The public prosecution department has admitted border police failed to properly identify 73 of the demonstrators who forced their way into the private jet section at Schiphol airport in November 2022.
“A substantial part of the research into identity was not carried out properly or can no longer be verified,” the department said in a statement on Friday.
Police arrested some 400 people during the protests but many refused to provide ID. Officials then used face recognition software to scan photos taken at the site as well as images taken from social media, followed up by additional checks in an effort to identify the protestors.
It later emerged at least seven people had been sent a letter warning them they faced prosecution, even though they could prove they were elsewhere at the time.

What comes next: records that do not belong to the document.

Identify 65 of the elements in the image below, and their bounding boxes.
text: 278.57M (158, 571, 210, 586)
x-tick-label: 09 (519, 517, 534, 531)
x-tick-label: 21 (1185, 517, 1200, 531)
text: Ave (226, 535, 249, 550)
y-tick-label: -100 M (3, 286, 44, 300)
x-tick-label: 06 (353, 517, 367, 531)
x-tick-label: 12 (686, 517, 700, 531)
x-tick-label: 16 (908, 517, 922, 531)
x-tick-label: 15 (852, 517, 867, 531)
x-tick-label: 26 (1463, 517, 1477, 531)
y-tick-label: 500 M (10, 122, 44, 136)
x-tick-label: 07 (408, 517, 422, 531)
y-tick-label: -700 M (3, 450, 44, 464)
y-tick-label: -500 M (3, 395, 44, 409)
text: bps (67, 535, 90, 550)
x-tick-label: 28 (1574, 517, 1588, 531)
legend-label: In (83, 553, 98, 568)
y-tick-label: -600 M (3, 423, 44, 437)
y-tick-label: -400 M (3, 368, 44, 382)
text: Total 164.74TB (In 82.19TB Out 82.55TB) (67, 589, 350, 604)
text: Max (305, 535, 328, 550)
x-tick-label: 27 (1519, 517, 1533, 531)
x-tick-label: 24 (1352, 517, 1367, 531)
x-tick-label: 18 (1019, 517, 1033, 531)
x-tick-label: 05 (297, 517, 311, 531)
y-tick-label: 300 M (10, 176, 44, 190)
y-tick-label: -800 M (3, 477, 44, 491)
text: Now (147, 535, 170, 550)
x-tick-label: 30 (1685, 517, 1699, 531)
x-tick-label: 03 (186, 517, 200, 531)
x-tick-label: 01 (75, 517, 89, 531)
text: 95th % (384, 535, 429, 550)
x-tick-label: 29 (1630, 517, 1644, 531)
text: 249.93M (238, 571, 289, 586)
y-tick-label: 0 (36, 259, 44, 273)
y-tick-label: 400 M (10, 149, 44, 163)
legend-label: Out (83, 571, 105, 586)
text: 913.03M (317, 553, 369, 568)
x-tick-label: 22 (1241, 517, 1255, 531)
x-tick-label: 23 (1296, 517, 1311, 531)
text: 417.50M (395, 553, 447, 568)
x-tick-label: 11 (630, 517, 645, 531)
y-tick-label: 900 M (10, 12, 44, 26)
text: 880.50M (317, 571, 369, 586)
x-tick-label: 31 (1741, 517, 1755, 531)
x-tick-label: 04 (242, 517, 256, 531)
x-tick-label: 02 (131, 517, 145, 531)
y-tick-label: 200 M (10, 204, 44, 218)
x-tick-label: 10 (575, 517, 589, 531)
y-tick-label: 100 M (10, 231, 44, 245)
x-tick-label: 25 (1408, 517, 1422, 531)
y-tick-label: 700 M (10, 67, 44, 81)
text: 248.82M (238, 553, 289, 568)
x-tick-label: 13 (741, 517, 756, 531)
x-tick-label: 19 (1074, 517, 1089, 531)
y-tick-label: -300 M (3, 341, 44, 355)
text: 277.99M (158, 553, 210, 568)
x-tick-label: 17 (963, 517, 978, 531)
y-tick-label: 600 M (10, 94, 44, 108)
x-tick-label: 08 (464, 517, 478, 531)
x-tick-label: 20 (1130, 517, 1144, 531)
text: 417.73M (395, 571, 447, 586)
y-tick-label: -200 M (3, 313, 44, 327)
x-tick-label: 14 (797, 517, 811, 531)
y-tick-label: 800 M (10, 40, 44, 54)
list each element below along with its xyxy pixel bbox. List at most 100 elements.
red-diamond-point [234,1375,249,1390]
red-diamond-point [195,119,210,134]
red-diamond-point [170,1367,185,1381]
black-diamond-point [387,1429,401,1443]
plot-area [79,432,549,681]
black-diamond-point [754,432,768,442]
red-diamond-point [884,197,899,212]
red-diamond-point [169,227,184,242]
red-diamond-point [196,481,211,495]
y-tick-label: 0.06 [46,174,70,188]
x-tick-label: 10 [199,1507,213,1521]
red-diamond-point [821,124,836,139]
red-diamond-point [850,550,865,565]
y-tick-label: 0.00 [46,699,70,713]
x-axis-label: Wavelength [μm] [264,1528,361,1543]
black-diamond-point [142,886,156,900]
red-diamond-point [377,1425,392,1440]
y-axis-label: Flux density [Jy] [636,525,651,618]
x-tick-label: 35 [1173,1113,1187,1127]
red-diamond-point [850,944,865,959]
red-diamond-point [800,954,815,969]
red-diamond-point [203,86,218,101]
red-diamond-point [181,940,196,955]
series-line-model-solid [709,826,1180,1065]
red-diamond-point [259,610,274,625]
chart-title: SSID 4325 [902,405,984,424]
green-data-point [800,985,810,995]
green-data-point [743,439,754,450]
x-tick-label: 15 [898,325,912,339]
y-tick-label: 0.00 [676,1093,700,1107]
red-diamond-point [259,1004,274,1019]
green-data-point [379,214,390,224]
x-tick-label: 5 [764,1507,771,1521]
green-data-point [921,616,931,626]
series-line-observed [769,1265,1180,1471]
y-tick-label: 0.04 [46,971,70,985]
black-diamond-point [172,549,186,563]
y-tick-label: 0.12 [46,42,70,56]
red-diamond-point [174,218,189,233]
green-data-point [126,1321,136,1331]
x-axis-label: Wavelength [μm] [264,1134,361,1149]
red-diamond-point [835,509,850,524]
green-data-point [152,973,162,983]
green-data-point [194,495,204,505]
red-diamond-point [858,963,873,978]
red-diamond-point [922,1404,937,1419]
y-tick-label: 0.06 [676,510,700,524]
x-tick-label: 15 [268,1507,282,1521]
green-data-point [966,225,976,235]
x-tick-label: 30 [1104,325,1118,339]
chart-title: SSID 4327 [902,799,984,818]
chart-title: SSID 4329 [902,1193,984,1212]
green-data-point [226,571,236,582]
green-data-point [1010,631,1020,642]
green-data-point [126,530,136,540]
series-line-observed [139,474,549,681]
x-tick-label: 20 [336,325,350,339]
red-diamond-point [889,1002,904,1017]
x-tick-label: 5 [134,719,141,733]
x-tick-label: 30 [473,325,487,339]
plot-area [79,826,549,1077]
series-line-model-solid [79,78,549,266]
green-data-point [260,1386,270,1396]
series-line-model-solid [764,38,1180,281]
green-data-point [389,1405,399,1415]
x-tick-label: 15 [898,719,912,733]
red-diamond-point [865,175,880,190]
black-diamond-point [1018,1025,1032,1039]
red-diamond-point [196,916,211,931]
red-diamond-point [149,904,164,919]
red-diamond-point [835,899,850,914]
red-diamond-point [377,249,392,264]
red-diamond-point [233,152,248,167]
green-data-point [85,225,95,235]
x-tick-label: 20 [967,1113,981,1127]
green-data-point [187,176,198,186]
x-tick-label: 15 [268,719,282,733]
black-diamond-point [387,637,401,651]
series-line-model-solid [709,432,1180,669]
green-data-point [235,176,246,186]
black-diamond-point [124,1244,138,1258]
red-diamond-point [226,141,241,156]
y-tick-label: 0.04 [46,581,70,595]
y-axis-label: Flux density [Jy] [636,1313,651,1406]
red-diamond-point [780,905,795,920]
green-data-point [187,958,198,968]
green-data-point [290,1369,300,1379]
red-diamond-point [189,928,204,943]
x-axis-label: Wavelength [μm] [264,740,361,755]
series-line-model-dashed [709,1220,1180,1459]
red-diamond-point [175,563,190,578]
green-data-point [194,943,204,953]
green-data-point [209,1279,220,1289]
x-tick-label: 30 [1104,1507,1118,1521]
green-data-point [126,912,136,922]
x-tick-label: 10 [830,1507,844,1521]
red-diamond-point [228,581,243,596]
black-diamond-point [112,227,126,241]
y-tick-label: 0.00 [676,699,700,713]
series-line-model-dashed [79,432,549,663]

The department now says 90 people were correctly identified, 64 “could not be confirmed” and nine were identified wrongly. “The department regrets that a large number of identifications were not carried out carefully enough and the border police are taking steps to prevent this in the future,” the statement said.
Confirmed identities will remain in the police system but the others will be removed.
One of the people wrongly identified, Kirsten Verdel, told Dutch News that while she welcomes the prosecution department’s pledge to improve processes “it is still not clear to me how they are going to do this”.
Verdel was at a wedding at the time of the protest and told Dutch News she had never been to a climate demonstration.
“I still don’t know who identified me or how they did it,” she said. “I still don’t know what data banks are holding information about me. As far as I am concerned, the campaign continues.”
Court cases against four people who were properly identified are also being dropped because of the length of time it will take to bring the case to court, combined with the lack of court capacity and the “expected punishment”, the department said.
The cases against five others were dropped last summer.